Opinion
November 24, 1986
Appeal from the County Court, Nassau County (Winick, J.).
Ordered that the judgment is affirmed.
Based on the testimony adduced at the suppression hearing, we are in agreement with the hearing court's determination that while the Miranda warnings issued to the defendant were legally deficient, his statements made subsequent to his arrest were spontaneous and thus admissible (see, People v Maerling, 46 N.Y.2d 289; People v Kaye, 25 N.Y.2d 139).
Moreover, the circumstantial evidence elicited at the trial, when viewed in the light most favorable to the prosecution (see, Jackson v Virginia, 443 U.S. 307, 319; People v Lewis, 64 N.Y.2d 1111, 1112), was sufficient to permit the jury to draw the inference that the defendant had knowledge that the credit card which he possessed was stolen. On this point, we also note that the jury charge as a whole properly conveyed the principles regarding the permissive presumption of knowledge.

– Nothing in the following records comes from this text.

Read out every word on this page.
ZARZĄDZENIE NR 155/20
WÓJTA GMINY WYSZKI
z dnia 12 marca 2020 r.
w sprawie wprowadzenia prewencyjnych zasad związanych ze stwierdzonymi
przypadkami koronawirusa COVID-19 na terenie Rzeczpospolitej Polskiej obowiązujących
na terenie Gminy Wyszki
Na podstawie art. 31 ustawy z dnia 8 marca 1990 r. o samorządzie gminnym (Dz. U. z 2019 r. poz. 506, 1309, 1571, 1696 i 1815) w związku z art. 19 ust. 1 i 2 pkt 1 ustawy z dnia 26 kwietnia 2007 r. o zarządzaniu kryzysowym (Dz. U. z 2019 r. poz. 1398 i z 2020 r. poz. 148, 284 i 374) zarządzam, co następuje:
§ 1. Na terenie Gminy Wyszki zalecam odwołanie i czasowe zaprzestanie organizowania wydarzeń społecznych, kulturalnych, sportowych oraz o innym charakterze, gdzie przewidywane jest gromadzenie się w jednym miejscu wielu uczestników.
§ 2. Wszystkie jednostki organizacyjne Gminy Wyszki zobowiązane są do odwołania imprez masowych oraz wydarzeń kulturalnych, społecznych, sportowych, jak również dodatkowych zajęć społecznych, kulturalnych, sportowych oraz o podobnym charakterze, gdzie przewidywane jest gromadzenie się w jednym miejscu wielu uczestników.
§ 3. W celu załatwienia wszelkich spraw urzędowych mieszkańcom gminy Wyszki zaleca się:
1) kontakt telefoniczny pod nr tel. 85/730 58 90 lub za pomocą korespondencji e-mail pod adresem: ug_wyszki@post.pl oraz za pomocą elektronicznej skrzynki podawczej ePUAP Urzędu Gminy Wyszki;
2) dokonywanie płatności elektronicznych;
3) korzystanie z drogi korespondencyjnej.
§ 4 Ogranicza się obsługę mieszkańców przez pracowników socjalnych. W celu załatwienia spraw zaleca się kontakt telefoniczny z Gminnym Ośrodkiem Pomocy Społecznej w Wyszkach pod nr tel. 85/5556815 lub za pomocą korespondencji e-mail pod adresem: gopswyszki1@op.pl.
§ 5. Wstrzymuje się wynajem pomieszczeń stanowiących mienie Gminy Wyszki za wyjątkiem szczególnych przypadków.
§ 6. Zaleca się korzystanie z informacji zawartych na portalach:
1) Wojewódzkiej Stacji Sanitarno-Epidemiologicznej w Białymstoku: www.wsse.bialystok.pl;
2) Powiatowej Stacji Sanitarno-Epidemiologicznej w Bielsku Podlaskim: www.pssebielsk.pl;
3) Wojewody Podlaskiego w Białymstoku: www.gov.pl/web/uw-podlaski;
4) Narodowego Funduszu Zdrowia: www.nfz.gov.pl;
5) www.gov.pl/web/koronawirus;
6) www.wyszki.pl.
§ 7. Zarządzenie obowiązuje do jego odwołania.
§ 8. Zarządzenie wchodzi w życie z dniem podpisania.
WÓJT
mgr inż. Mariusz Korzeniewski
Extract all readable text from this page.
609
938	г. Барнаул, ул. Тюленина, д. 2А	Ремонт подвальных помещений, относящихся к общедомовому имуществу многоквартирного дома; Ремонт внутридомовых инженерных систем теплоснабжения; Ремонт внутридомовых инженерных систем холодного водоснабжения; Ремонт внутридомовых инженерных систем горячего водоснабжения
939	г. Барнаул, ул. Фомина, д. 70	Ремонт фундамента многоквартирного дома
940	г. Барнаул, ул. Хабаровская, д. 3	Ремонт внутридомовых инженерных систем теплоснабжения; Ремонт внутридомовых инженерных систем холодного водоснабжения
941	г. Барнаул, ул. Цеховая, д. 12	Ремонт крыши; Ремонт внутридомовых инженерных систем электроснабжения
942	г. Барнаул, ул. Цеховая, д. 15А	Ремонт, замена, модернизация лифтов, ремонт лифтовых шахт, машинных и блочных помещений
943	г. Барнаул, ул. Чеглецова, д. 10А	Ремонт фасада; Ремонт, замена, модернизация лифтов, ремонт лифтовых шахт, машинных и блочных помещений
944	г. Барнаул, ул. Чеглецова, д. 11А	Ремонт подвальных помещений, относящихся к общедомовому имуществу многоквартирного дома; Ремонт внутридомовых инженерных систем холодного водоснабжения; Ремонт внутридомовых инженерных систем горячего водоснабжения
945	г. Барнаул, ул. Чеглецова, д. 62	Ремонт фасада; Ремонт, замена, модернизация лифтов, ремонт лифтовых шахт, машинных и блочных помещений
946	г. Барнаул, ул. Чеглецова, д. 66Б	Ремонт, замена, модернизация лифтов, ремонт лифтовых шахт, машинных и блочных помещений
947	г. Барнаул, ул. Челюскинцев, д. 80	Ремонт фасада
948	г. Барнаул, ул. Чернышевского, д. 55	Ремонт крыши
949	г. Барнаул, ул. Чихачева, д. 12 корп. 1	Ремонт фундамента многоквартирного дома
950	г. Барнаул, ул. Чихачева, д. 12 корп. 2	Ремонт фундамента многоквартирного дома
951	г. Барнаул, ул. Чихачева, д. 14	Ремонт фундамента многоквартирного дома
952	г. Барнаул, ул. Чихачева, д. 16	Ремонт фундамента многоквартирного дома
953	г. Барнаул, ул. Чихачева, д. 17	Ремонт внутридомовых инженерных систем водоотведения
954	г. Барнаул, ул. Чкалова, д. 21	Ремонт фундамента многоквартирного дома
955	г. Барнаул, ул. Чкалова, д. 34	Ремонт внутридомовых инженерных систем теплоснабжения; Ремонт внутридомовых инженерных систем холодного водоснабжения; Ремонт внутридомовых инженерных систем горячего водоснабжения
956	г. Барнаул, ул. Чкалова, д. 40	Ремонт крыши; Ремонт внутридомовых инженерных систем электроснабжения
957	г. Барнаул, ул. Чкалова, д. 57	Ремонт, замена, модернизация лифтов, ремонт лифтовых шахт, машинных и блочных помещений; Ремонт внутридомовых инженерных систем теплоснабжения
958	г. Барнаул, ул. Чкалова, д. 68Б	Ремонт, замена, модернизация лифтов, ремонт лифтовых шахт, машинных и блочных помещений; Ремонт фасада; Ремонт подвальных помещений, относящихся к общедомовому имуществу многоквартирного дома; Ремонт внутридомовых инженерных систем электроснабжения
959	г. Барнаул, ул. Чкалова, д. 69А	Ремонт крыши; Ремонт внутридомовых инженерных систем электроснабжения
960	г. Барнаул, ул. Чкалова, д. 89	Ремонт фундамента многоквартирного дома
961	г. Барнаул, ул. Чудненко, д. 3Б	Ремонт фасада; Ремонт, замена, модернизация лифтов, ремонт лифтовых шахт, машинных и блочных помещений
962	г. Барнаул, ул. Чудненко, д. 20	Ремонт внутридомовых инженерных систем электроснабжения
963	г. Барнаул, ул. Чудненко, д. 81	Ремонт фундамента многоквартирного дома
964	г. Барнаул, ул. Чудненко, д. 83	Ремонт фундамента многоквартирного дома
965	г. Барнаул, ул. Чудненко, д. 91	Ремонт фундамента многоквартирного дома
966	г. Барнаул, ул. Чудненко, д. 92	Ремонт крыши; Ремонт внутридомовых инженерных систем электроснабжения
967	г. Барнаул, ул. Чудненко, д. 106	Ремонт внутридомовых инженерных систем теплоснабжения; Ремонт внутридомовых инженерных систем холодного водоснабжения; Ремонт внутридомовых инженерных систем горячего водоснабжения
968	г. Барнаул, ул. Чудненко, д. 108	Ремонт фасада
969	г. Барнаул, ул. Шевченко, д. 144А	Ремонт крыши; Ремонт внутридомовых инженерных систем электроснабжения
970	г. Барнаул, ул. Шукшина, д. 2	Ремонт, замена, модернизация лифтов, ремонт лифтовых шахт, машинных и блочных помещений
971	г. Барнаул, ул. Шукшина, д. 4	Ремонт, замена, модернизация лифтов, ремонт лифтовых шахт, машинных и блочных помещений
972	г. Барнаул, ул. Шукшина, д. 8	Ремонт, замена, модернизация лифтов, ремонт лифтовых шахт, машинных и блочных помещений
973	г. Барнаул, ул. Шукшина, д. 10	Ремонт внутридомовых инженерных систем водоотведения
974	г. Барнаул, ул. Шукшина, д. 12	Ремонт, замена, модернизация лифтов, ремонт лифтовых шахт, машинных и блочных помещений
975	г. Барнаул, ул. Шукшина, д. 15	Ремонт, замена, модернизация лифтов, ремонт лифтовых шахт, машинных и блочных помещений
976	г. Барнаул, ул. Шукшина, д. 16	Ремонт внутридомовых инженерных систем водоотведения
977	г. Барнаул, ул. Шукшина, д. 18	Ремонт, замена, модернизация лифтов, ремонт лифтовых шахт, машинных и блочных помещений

We find that the jewelry store clerk was properly permitted to testify as to the value, as reflected on the price tag, of the two gold chains that the defendant attempted to "purchase" with the stolen card. A proper foundation was laid as to her knowledge of the subject (see, People v Womble, 111 A.D.2d 283, citing State v Hammond, 6 Wn. App. 459, 493 P.2d 1249; People v Gross 51 A.D.2d 191, 195). Moreover, such evidence was sufficient to prove the value of the items (see, People v Irrizari, 5 N.Y.2d 142, 146).
We have reviewed the defendant's remaining contentions and find them to be without merit. Mollen, P.J., Thompson, Eiber and Spatt, JJ., concur.